BONUS. Give your poem a prime number of lines (prime numbers being those that can only be divided by themselves and 1, such as 2, 3, 5, 7, 11, etc.)
ALTERNATE (2). “We pretended to know nothing about it.” (Cleopatra Mathis, “Dead Fox”)
…I thought of the photo pretty quickly, and the poem grew from there. There’s probably a lot more to be written just from this photo (and indeed there’s even a documentary about it, particularly about how nobody knows the identities of these men for certain), but this will have to do for now.
(lunch atop a skyscraper, 1932)
The man on the end frowns at the camera
while the rest pass cigarettes, discuss baseball,
trade gristle and hard-boiled eggs for red apples.
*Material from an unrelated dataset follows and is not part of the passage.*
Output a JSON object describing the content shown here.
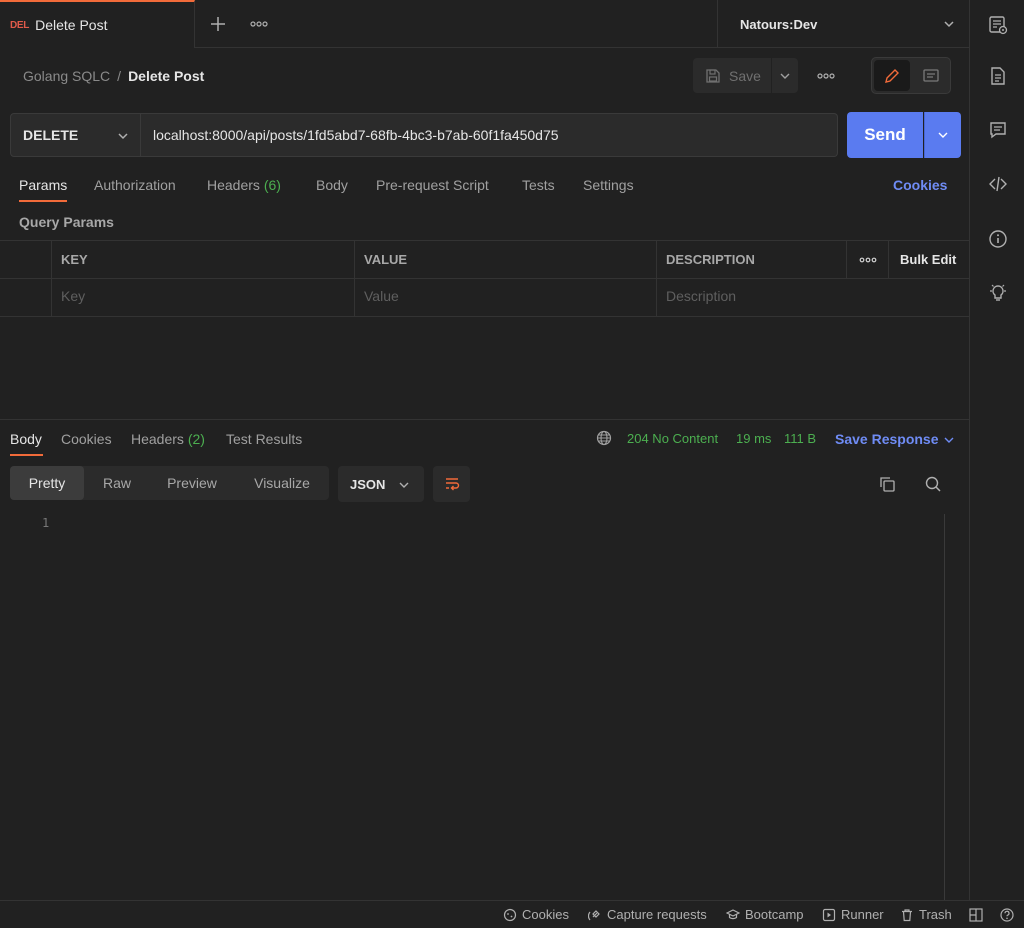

He drinks his lunch from a half-empty flask
to take the edge off, to help him forget that he is
one sharp breeze away from death.
Most builders have forgotten to envy the beam,
held in its web of pulley and rope, except this
scowling man pulling a rosary around the hand
tucked in his pocket. Life has gotten
so cheap these days. He, at least, is still
not ready to give up on it, even when shivering
on the bread line, or riveting these new cathedrals.
Or even now, when the bosses tell their men,
walk out on that girder– sit– smile for the camera–
and he does not smile. Tenacious as a bull.
Staring at the crowd who waits for him to fall.